Final remark: The statement for the plane implies the same in higher dimensions, by taking all 2-dimensional cross-sections of the body through the origin: each of them is smooth and each satisfies the same assumptions on the diameters. Since all such cross-sections are congruent circles, the body is a ball.
A: I show that $\partial D$ is a Jordan curve in the plane, may be this will be of some help.
To do this, define a map $\phi : S^1 \to \Bbb R^2$ such that $\phi(v) = (\Bbb R_+ v) \cap \partial D$. Your conditions imply that this map is well-defined, that is, it is single-valued. It also immediately follows that $\phi$ is injective. Moreover, $\phi(S^1) = \partial D$. In fact, the inclusion $\partial D \subset \phi(S^1)$ is obvious by the assumption that any line through 0 intersects $\partial D$ in two points, opposite to each other with respect to 0. The inclusion $\phi(S^1) \subset \partial D$ is true because $(\Bbb R_+ v) \cap D$ must be an interval containing 0 (otherwise you get more than one intersections with $\partial D$), and $\phi(v)$ can be thought as the supremum of this interval.
Next we show that $\phi$ is continuous by contradiction. Suppose that there is a sequence $v_n \in S^1$ which converges to $a\in S^1$ such that $\phi(v_n)$ does not converges to $\phi(a)$. This means that there is an open disk $U$ in $\Bbb R^2$ centered at $\phi(a)$ such that $\phi(v_n) \notin U$ for all $n$ (up to passing to a suitable subsequence). In this way you get a limit point of $\phi(v_n)$ that is different from $\phi(a)$, belongs to $\partial D$, but is in the half-line line $\Bbb R_+ a$, and this contradicts your assumptions. It follows that $\partial D$ is a Jordan curve.
Note that we didn't used the hypothesis that $D$ is homeomorphic to a disk (or that is simply connected). This follows automatically from the Schoenflies theorem, since we have proved that $\partial D$ is a Jordan curve.

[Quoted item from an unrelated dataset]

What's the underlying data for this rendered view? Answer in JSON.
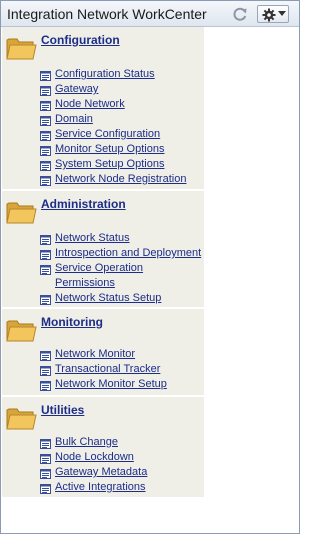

Or, if you prefer, you can explicitly define a radial homeomorphism of the plane that sends the unit disk to $D$, by means of a rescaling of the embedding $\phi$.
A: Inspired by Wlodek Kuperberg's answer, I think I have a simple proof that your domain must be a circle.
As noticed by Wlodek, given any line $L$ through the origin, at both point of intersection between $L$ and $\partial D$ the line orthogonal to $L$ is a supporting line for $D$. Moreover $D$ is convex.
This means that the boundary curve of $D$ must be an integral curve of the vector field orthogonal to the directions issued from the origin, i.e. $\partial/\partial \theta$ in polar coordinates $(r,\theta)$. This shows that it must be a circle.
Edit: this proofs may look like it needs the boundary to be smooth, but really it doesn't: one only needs the fundamental theorem of analysis for the function that maps a direction from the origin to the distance between the corresponding boundary point and the origin. Convexity of the boundary is more than enough, since it ensures that the above function is Lipschitz.